While everything is extremely preliminary, the development of a basic ice arena several cuts above those existing in the East Bay and Northern San Joaquin Valley could create a BLD like experience with a similar draw. A full-scale arena would be significantly more expensive.
Manteca is also at center of the Northern San Joaquin Valley market of 1.3 million people within a 30-minute drive between Modesto, Stockton, and Tracy,
A 4,000 to 5,000 seat arena that is being explored could also be used for other events including concerts. As irony would have it, the original Manteca Waterslides for the first 20 years of its 30-year existence was adjacent to the Oakwood Lake Amphitheatre where acts such as the The Judds, the Charlie Daniels Band, Mr. Big, Steppenwolf, Dio, Night Ranger, Tommy Petty and the Heartbreakers, The Go-Go’s and Willie Nelson performed.
Lutzow said preliminary discussions have touched on the possibility the ice could support competitive and recreation hockey play as well as tournaments.
Mayor says exploring
ice rink/arena is part
of city’s new strategy
Mayor Cantu noted an arena as proposed is part of the city’s strategy to aggressively go after economic development in a well-planned manner rather than do it piecemeal or for it simply drop in the city’s lap.
The Big League Dreams sports complex was initially pursued as a cost-effective way to build, operate and maintain recreation facilities the city lacked. It ended up where it is today on land once attached to the wastewater treatment plant after neighbors successfully applied enough pressure for a BLD complex not to be built at Woodward Park.
The city was exploring the possibility of trying to get a traditional seasonal waterpark next door to BLD as is the case in a Texas city when local developer Bill Filios persuaded elected officials to consider looking at pursuing a year-round water park resort that would help support the economy 365 days a year.

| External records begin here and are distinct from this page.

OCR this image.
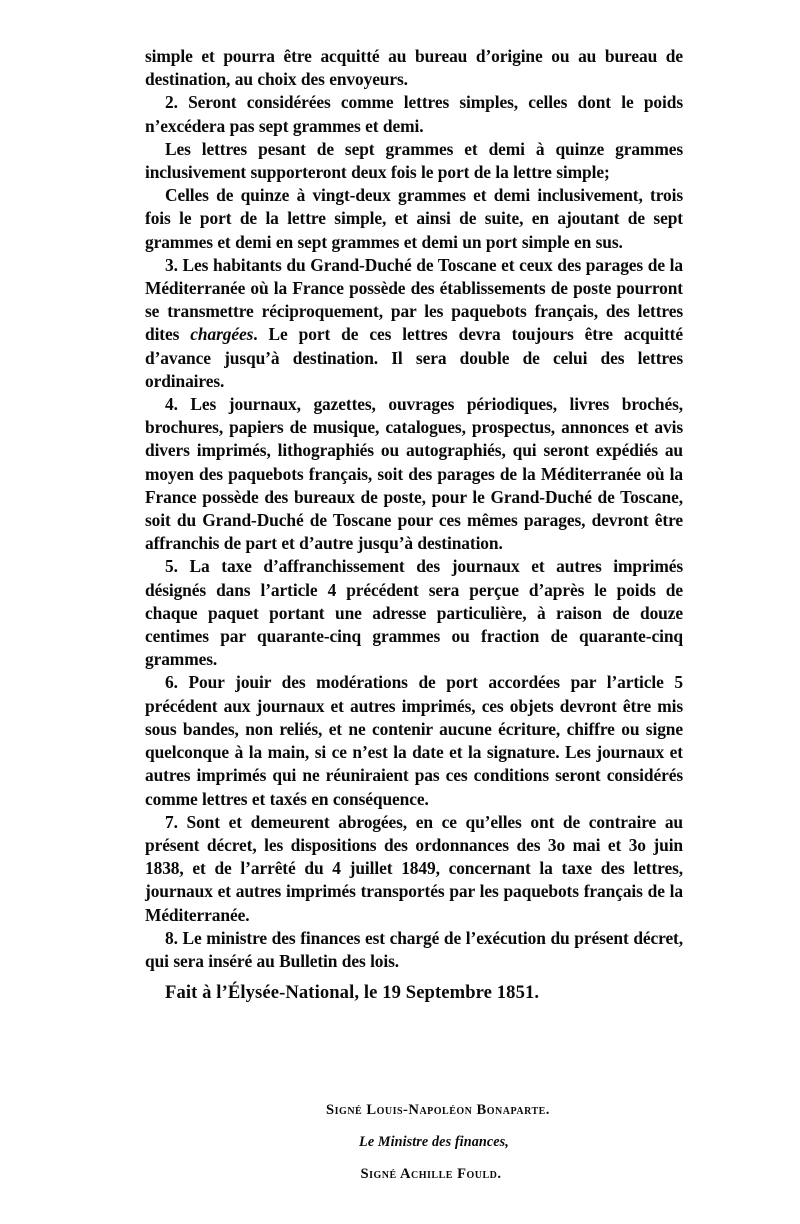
simple et pourra être acquitté au bureau d’origine ou au bureau de destination, au choix des envoyeurs.

2. Seront considérées comme lettres simples, celles dont le poids n’excédera pas sept grammes et demi.

Les lettres pesant de sept grammes et demi à quinze grammes inclusivement supporteront deux fois le port de la lettre simple;

Celles de quinze à vingt-deux grammes et demi inclusivement, trois fois le port de la lettre simple, et ainsi de suite, en ajoutant de sept grammes et demi en sept grammes et demi un port simple en sus.

3. Les habitants du Grand-Duché de Toscane et ceux des parages de la Méditerranée où la France possède des établissements de poste pourront se transmettre réciproquement, par les paquebots français, des lettres dites chargées. Le port de ces lettres devra toujours être acquitté d’avance jusqu’à destination. Il sera double de celui des lettres ordinaires.

4. Les journaux, gazettes, ouvrages périodiques, livres brochés, brochures, papiers de musique, catalogues, prospectus, annonces et avis divers imprimés, lithographiés ou autographiés, qui seront expédiés au moyen des paquebots français, soit des parages de la Méditerranée où la France possède des bureaux de poste, pour le Grand-Duché de Toscane, soit du Grand-Duché de Toscane pour ces mêmes parages, devront être affranchis de part et d’autre jusqu’à destination.

5. La taxe d’affranchissement des journaux et autres imprimés désignés dans l’article 4 précédent sera perçue d’après le poids de chaque paquet portant une adresse particulière, à raison de douze centimes par quarante-cinq grammes ou fraction de quarante-cinq grammes.

6. Pour jouir des modérations de port accordées par l’article 5 précédent aux journaux et autres imprimés, ces objets devront être mis sous bandes, non reliés, et ne contenir aucune écriture, chiffre ou signe quelconque à la main, si ce n’est la date et la signature. Les journaux et autres imprimés qui ne réuniraient pas ces conditions seront considérés comme lettres et taxés en conséquence.

7. Sont et demeurent abrogées, en ce qu’elles ont de contraire au présent décret, les dispositions des ordonnances des 3o mai et 3o juin 1838, et de l’arrêté du 4 juillet 1849, concernant la taxe des lettres, journaux et autres imprimés transportés par les paquebots français de la Méditerranée.

8. Le ministre des finances est chargé de l’exécution du présent décret, qui sera inséré au Bulletin des lois.

Fait à l’Élysée-National, le 19 Septembre 1851.

Signé Louis-Napoléon Bonaparte.

Le Ministre des finances,

Signé Achille Fould.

The city essentially created a site for an indoor waterpark and marketed it to players in the industry.
Cantu said the city’s strategy with the family entertainment zone is to aggressively go after chasing entertainment/recreation dollars from throughout the greater region to bulk up the local economy and strengthen the job market.
To that extent, Assistant City Manager Lisa Blackmon noted the city is currently working with investors that want to locate a brew pub near Great Wolf as well.
“We built BLD and pursued Great Wolf not knowing at the time they would anchor a family entertainment zone,” Smail said. “If (the arena project works) it will be the third anchor plus you would see it from the freeway as well.”
Lutzow said there would likely be some private-public partnership involved that doesn’t jeopardize the general fund. Such an approach was used to secure BLD with $30 million in redevelopment agency funds that is being returned in the form of lease payments to the general fund.
The Great Wolf deal involves sharing room tax the resort creates. Initially Manteca’s annual share is projected to come to $2.4 million after the first full year of operations.
The city’s also is spending close to $10 million to extend Daniels Street to McKinley Avenue complete with underground infrastructure not only for Great Wolf to connect to but more than 90 acres the city owns that it was developed as a family entertainment zone.
Other hockey teams in the Pacific Division are in Bakersfield, San Jose, Colorado, Tucson, Ontario, and San Diego. A team is being added in Palm Springs that will serve as the development affiliate of the National Hockey League’s Seattle expansion team that will start play in the fall of 2021.
A 10,000-seat multi-event area being built in Palm Springs at the Spa Resort Casino owned by the Agua Caliente Band of Cahuilla Indians will serve as home for the AHL expansion team. The arena is costing $250 million to build.